Sul fronte dei costi della transizione e della sua accettabilità sociale, Rovelli ha affermato che “è probabile che una parte del mondo non cooperi”. In un contesto che si muove da un modello cooperativo – la globalizzazione – a un modello non cooperativo, “indipendentemente da quello che fanno Paesi industrializzati, la transizione sarà impossibile non solo entro il 2050 ma anche entro il 2070”. A frenare saranno in particolare gli emergenti, cui mancano o la flessibilità o l’incentivo per attivarsi verso la transizione. Solo ha Cina ha la flessibilità finanziaria e forse l’incentivo a muoversi verso il net zero.
Europa in prima linea
Stefano Cappiello, Direttore della Direzione V Regolamentazione e Vigilanza del Sistema Finanziario del Mef, ha sottolineato che l’Europa è in prima linea sugli investimenti nella transizione, ricordando che “dei 2,7 trilioni di asset in gestione sostenibili, l’80% ha targa europea: quindi gli sforzi profusi in questa direzione stanno dando i loro frutti”.
“La situazione contingente porta un rallentamento nella transizione? Decisamente no, anzi comporta un’accelerazione perché dimostra che attraverso un maggiore ricorso alle rinnovabili raggiungiamo una indipendenza strategica prioritaria”, ha dichiarato Cappiello.

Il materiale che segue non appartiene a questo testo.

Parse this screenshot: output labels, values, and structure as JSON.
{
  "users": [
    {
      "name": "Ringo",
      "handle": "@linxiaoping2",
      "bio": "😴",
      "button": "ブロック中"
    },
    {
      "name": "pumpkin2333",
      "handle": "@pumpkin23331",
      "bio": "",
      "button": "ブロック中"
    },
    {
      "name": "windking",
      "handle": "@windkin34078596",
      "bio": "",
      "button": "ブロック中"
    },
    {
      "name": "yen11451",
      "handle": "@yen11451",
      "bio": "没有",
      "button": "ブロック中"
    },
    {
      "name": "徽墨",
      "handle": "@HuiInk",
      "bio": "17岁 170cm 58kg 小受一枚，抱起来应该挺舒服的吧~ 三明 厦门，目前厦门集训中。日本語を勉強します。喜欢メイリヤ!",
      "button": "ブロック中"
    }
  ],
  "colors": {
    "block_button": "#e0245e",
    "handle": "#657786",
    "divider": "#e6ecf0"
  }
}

L’esperto ha anche ribadito l’importanza di un mix di investimenti pubblici e privati, e quindi del risparmio gestito. “Il Pnrr è condizione necessaria ma non sufficiente, perché ha un orizzonte di solo cinque anni e perché pur essendo potentissimo (circa 60 miliardi a favore della transizione ecologica) il funding gap in Europa per raggiungere gli obiettivi è di 500 milioni ogni anno, quindi occorre spostare risorse private che vengano allocati attraverso mercati efficienti.
L’Italia è consapevole dell’importanza di agire, e di farlo in modo coordinato. “Al Mef abbiamo messo la finanza sostenibile al centro dell’agenda G20, e stiamo istituendo tavolo di coordinamento sulla finanza sostenibile con authority e ministeri, perché siamo coinvitni che serva approccio olistico”, ha dichiarato Cappiello, aggiungendo che il ministero “è pronto a lanciare un piano di azione elaborato assiema alla Commissione Europea”.